Prachi, any chance you can look at these?


>
> Are some examples. I guess these HTMLs are referring to jquery in the
> context directory rather than in a common directory.
>
> Do you think it makes sense to add a robots.txt for SEO purposes?
>

Raul, I am not sure what we would put into robots.txt.
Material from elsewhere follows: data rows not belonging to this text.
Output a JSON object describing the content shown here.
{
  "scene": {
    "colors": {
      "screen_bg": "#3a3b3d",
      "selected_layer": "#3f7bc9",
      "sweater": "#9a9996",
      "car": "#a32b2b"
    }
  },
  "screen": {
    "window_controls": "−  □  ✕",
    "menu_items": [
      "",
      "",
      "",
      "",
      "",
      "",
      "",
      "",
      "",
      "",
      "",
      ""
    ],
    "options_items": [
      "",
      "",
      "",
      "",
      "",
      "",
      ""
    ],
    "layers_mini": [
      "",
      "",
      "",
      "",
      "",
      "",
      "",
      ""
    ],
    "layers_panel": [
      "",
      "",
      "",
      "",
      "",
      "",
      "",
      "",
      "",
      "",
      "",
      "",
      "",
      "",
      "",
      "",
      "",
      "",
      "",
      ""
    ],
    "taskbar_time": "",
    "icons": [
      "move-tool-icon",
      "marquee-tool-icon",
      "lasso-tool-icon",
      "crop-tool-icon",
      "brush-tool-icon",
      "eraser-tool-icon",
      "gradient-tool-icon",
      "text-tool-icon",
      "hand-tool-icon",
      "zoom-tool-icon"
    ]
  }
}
Is there any benefit
in having this file vs not having it?


>
> Regards,
>
> *Raúl Kripalani*
> Apache Camel PMC Member & Committer | Enterprise Architect, Open Source
> Integration specialist
> http://about.me/raulkripalani | http://www.linkedin.com/in/raulkripalani
> http://blog.raulkr.net | twitter: @raulvk
>
> On Mon, Aug 24, 2015 at 10:45 AM, Dmitriy Setrakyan <dsetrakyan@apache.org
> >
> wrote:
>
> > Igniters,
> >
> > I have updated the Ignite website to reflect the project graduation
> (turned
> > out that many links were not working).
> >
> > Would be nice if the community clicked around and verified that all the
> > links are working and all the wording and examples are correct.
> >
> > Thanks,
> > D.
> >
>

Re: website changes

Posted by Konstantin Boudnik <co...@apache.org>.
On Tue, Sep 01, 2015 at 04:36PM, Dmitriy Setrakyan wrote:
> Raul,
> 
> Sorry for the late reply, but better late than never :)
> 
> On Mon, Aug 24, 2015 at 4:30 AM, Raul Kripalani <ra...@apache.org> wrote:
> 
> > wget spider output here:
> > https://gist.github.com/raulk/7d6713aa7b3d21ecaacd
> >
> > No issues with regards to the domain migration, but we have 404 in
> > robots.txt and some jquery JS across many pages.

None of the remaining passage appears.